Regularizing INR with diffusion prior self-supervised 3D reconstruction of neutron computed tomography data
A new hybrid AI model merges diffusion priors with neural representations to create 3D scans from 90% less data.
A team of researchers has introduced Diffusive INR (DINR), a novel AI framework designed to solve a critical problem in scientific imaging: creating accurate 3D reconstructions from severely limited data. Traditional methods for neutron computed tomography (CT) require hundreds of projection views, but DINR leverages a hybrid approach. It combines the speed and flexibility of Implicit Neural Representations (INRs)—which act as a compact, continuous model of a 3D scene—with the powerful generative prior of a diffusion model. This 'diffusion prior' acts as a sophisticated regularizer, guiding the INR to produce physically plausible and high-fidelity 3D structures even when the input data is sparse.
Crucially, the DINR model was pretrained entirely on synthetic data, yet it successfully generalized to real-world experimental observations of concrete microstructures. In tests, where conventional reconstruction techniques suffered substantial degradation with fewer views, DINR maintained superior performance. It significantly reduced artifacts and achieved measurable gains in standard image quality metrics like Peak Signal-to-Noise Ratio (PSNR) and Structural Similarity Index (SSIM). This breakthrough enables accurate micro-structural characterization for materials science and non-destructive testing in scenarios previously hampered by data scarcity, such as rapid scanning or when radiation exposure must be minimized.

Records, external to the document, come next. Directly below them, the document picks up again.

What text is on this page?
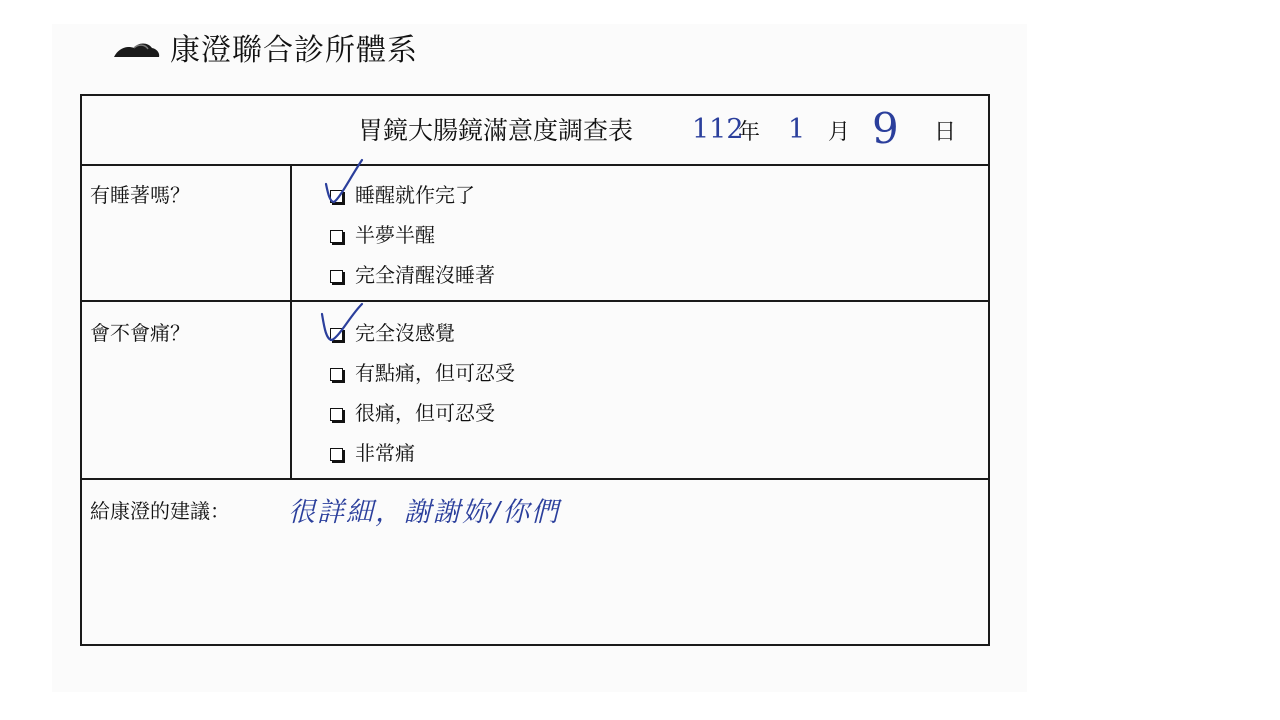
康澄聯合診所體系
胃鏡大腸鏡滿意度調查表 112
年 1 月 9 日
有睡著嗎？	睡醒就作完了
半夢半醒
完全清醒沒睡著
會不會痛？	完全沒感覺
有點痛，但可忍受
很痛，但可忍受
非常痛
給康澄的建議： 很詳細，謝謝妳/你們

- DINR merges Implicit Neural Representations (INRs) with a generative diffusion model prior for 3D inverse problem solving.
- The model, trained only on synthetic data, enables high-quality reconstruction from sparse-view neutron CT scans with 90% fewer views.
- It outperforms state-of-the-art methods on concrete microstructure data, reducing artifacts and improving PSNR/SSIM metrics for accurate analysis.
Why It Matters
Enables detailed 3D material analysis in fields like civil engineering and aerospace with far less scan time and radiation exposure.